Property securitisation: five current issues
1. Mortgagee exclusion clauses
Mortgagee exclusion clauses in S106 Agreements which do not conform to the funder’s requirements continue to affect housing charging by restricting value to Existing Use Value – Social Housing (EUV-SH). It’s critical to understand this as early as possible into a charging exercise to ensure you will have sufficient asset cover in the portfolio.

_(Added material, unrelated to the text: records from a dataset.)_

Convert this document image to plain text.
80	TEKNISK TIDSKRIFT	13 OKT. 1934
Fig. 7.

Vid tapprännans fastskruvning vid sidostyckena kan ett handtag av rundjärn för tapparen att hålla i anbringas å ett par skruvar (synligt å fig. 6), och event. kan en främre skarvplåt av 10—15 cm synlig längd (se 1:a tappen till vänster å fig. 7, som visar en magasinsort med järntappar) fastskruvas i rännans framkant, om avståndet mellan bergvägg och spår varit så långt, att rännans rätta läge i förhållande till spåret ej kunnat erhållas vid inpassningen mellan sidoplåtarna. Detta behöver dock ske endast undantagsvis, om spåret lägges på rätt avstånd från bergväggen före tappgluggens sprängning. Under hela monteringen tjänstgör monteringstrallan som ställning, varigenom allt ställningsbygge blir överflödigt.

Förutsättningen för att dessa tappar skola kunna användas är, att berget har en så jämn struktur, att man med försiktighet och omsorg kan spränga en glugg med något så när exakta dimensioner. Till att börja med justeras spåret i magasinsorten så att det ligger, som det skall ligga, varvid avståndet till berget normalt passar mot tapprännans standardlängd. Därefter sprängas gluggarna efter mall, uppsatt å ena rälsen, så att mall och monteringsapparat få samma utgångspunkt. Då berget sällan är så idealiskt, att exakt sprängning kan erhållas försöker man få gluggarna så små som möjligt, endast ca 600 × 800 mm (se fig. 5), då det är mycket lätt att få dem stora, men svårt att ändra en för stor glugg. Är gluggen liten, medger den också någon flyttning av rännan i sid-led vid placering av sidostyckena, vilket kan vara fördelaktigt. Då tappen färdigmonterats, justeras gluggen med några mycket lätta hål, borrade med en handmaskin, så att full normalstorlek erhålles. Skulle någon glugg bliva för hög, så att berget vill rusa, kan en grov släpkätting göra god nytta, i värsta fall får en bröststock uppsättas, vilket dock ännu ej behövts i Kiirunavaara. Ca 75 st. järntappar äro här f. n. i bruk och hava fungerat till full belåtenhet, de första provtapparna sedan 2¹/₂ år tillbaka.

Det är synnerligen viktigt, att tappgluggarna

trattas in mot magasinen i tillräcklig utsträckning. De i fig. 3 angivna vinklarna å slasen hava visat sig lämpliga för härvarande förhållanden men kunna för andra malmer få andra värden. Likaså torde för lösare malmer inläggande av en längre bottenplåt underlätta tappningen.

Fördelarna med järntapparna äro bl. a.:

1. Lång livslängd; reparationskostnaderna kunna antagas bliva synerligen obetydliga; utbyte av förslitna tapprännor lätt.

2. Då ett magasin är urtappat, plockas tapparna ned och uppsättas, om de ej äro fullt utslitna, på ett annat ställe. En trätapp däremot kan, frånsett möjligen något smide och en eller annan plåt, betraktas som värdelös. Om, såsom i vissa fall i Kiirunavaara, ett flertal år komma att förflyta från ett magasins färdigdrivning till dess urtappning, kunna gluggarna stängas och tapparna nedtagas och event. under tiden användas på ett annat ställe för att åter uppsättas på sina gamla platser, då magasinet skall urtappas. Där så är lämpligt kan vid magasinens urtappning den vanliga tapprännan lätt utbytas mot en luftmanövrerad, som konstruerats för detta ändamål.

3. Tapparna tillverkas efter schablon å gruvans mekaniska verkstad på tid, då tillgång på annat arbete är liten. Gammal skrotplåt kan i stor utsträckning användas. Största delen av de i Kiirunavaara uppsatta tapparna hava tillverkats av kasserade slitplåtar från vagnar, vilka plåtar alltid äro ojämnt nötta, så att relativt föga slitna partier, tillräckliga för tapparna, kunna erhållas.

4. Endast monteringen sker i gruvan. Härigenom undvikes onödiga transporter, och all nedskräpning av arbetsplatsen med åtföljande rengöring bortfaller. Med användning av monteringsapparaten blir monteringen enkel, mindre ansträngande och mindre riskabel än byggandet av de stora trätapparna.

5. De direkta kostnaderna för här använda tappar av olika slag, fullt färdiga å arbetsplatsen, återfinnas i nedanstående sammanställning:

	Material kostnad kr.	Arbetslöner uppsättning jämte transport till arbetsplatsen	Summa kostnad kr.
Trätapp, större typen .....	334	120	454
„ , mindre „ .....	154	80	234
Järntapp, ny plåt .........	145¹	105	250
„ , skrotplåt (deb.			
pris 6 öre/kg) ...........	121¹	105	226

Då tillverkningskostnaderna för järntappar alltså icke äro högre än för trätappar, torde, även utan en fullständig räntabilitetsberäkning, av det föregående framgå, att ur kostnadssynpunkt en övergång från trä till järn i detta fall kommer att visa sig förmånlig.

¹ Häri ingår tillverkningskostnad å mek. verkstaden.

The best form of clause to use is that agreed by the Property Finance Working Group – National Housing Federation – Example Standard Mortgagee Protection Clause. Many local planning authorities are adopting this form. If your local authority wants to use a different form of clause then we’re happy to review it for you to ensure it will allow your organisation to achieve Market Value – Subject to Tenancies (MV-STT) valuations for its security. Even very small deviations from the standard, which may appear insignificant, can result in a funder’s solicitor restricting the value.
2. Fire safety and EWS1
Funders require fire safety information and, where relevant, EWS1 as a condition precedent in loan documents. Obtaining an EWS1 can be difficult as there is a lack of qualified inspectors and this is causing delays. Homes in buildings over 18 metres high will generally need an EWS1 to be used as new security for your loans. Additionally, buildings below this (and particularly those over 12 metres) with any cladding/balconies may also need EWS1.
The Government has recommended that EWS1 forms should not be required for properties under 18 metres. However, many funders have advised that until the guidance for valuers (published by RICS) and government policy for remedial works changes, then their position is unlikely to change.

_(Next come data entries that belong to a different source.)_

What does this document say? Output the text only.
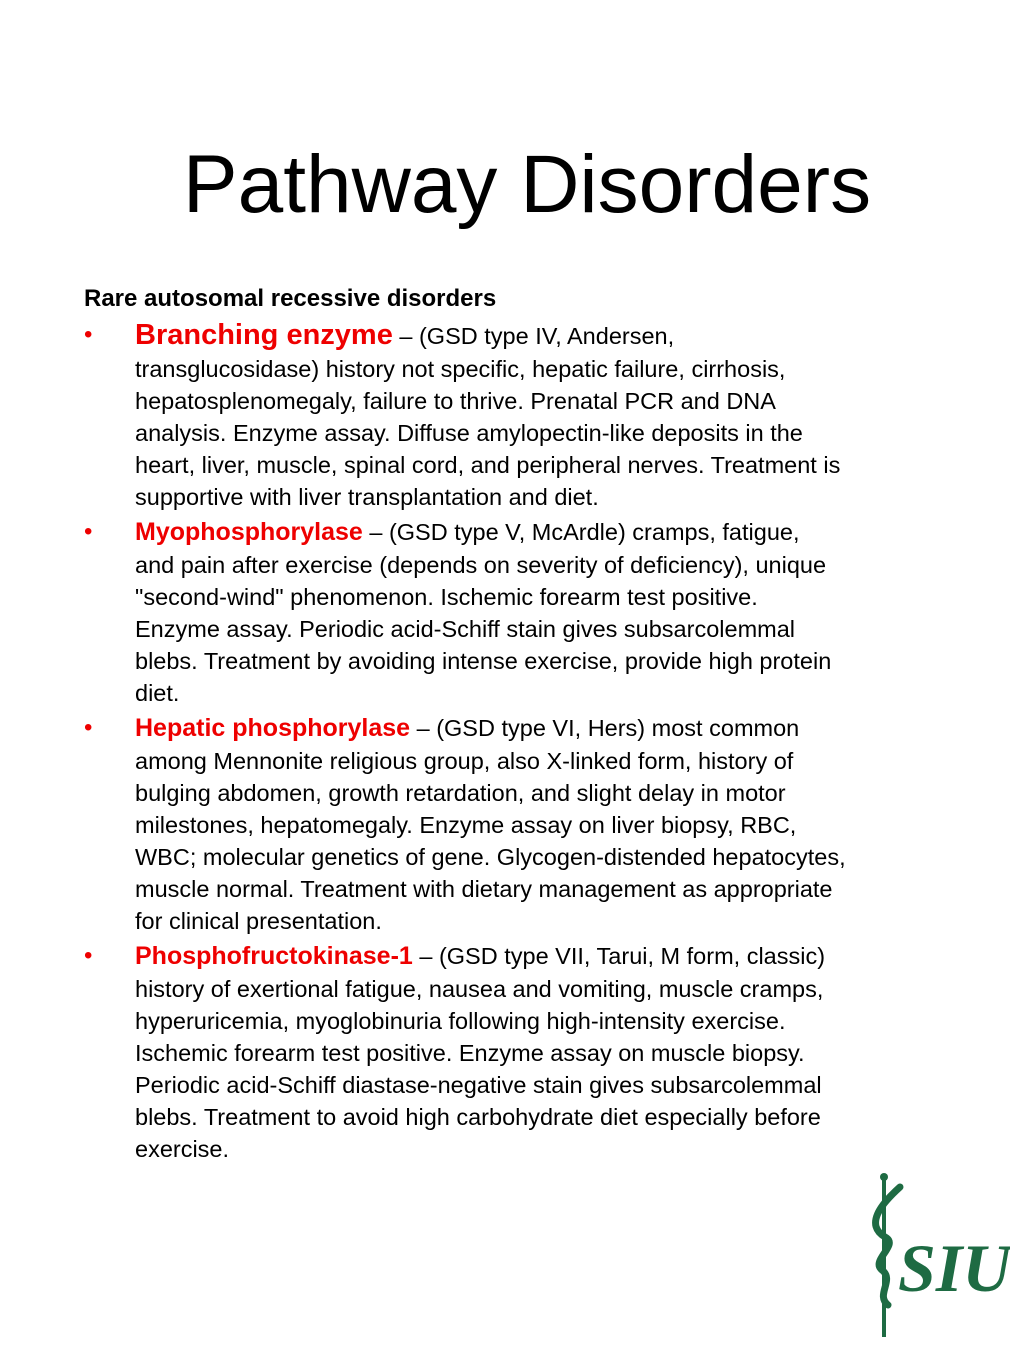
Pathway Disorders
Rare autosomal recessive disorders
• Branching enzyme – (GSD type IV, Andersen,
transglucosidase) history not specific, hepatic failure, cirrhosis,
hepatosplenomegaly, failure to thrive. Prenatal PCR and DNA
analysis. Enzyme assay. Diffuse amylopectin-like deposits in the
heart, liver, muscle, spinal cord, and peripheral nerves. Treatment is
supportive with liver transplantation and diet.
• Myophosphorylase – (GSD type V, McArdle) cramps, fatigue,
and pain after exercise (depends on severity of deficiency), unique
"second-wind" phenomenon. Ischemic forearm test positive.
Enzyme assay. Periodic acid-Schiff stain gives subsarcolemmal
blebs. Treatment by avoiding intense exercise, provide high protein
diet.
• Hepatic phosphorylase – (GSD type VI, Hers) most common
among Mennonite religious group, also X-linked form, history of
bulging abdomen, growth retardation, and slight delay in motor
milestones, hepatomegaly. Enzyme assay on liver biopsy, RBC,
WBC; molecular genetics of gene. Glycogen-distended hepatocytes,
muscle normal. Treatment with dietary management as appropriate
for clinical presentation.
• Phosphofructokinase-1 – (GSD type VII, Tarui, M form, classic)
history of exertional fatigue, nausea and vomiting, muscle cramps,
hyperuricemia, myoglobinuria following high-intensity exercise.
Ischemic forearm test positive. Enzyme assay on muscle biopsy.
Periodic acid-Schiff diastase-negative stain gives subsarcolemmal
blebs. Treatment to avoid high carbohydrate diet especially before
exercise.
SIU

3. Energy Performance Certificates
Most funders, whether explicitly as a Condition Precedent or in the Officer’s Certificate, require confirmation that all properties to be charged have valid EPCs or, alternatively, are not lawfully required.
Housing associations are exempt from the Minimum Energy Efficiency Standards (MEES) and do not need to renew EPCs during the term of a tenancy. However, maintaining a register of EPCs (including where EPCs have expired) is essential to be able to provide this confirmation to your lender. Prioritise commissioning EPCs for those properties where EPCs are missing or should have been obtained. The pandemic has caused delays in obtaining EPCs as some residents have been less comfortable allowing the EPC inspector access. There is no statutory right for a landlord to access homes for EPC inspection.
4. Modular construction/MMC
The drive to use modern methods of construction (MMC) to develop new homes is increasing, with a number of procurement frameworks being set up for use by housing providers. However, the number of funders willing to accept homes built using MMC as security has lagged behind this demand. Valuers JLL and Savills have agreed an MMC Information Standard, including information on warranties.
We are now seeing more funders, notably THFC, accepting modular homes as part of a security portfolio. You should liaise with your funders to check their individual requirements. For example, the proportion of MMC in relation to the overall portfolio may be restricted.
5. Delays
The effect of the COVID-19 pandemic plus the SDLT holidays which super-charged the residential property market has meant that we are still experiencing delays when undertaking due diligence. Some local authorities have long turn-around times for return of their local authority searches. This is especially relevant if the stock is concentrated in one local authority area for stock transfer or smaller associations.
Land Registry turn-around times for registrations have improved for more straight forward applications but transfers of part and first registrations are still taking around 12 months to conclude. Funders are generally unwilling to accept properties into charge which are awaiting registration.